Risk of myocardial infarction and angina in patients with severe peripheral vascular disease: predictive role of C-reactive protein.
Rossi E., Biasucci LM., Citterio F., Pelliccioni S., Monaco C., Ginnetti F., Angiolillo DJ., Grieco G., Liuzzo G., Maseri A.
BACKGROUND: Patients undergoing revascularization procedures for peripheral vascular disease (PVD) have a greatly increased risk for coronary artery disease (CAD) that is predicted only partly by clinical data and cardiovascular risk factors. We investigated whether the prognostic assessment in PVD patients could be improved by preoperative measurements of C-reactive protein (CRP). METHODS AND RESULTS: We assessed clinical and risk factors profiles, Eagle clinical scores, and preoperative CRP serum levels in 51 patients with PVD at Fontaine-Leriche stages II to IV without severe rest ventricular dysfunction or ischemia. During 24 months of follow-up, 17 patients (34%) had fatal (11) or nonfatal (6) myocardial infarction (MI).
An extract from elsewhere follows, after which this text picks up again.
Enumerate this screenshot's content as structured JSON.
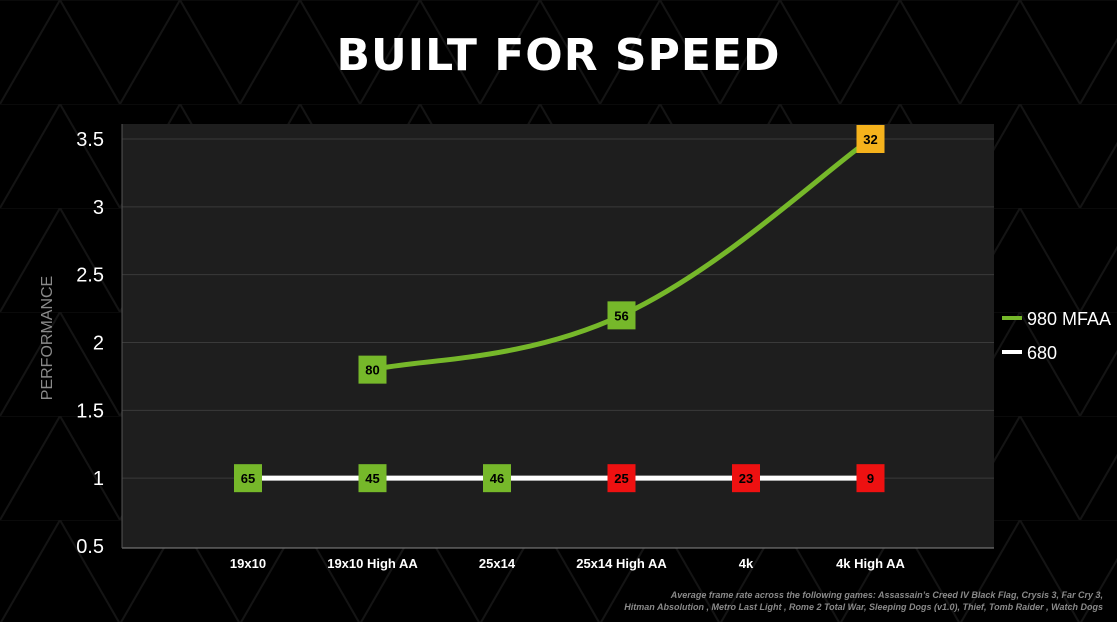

With univariate logistic regression analysis, only previous history of CAD, Eagle score, and CRP were independently related to MI. At multivariate logistic regression analysis, only CRP values in the upper tertile (<9 mg/L) were significantly associated with MI (P<0.05) and identified 65% of cases. CONCLUSIONS: The high incidence of MI in patients with PVD severe enough to require revascularization is strongly predicted by preprocedural measurements of serum CRP, independent of previous CAD, Eagle score index, and traditional cardiovascular risk factors. These patients may benefit from therapy modulating the inflammatory response.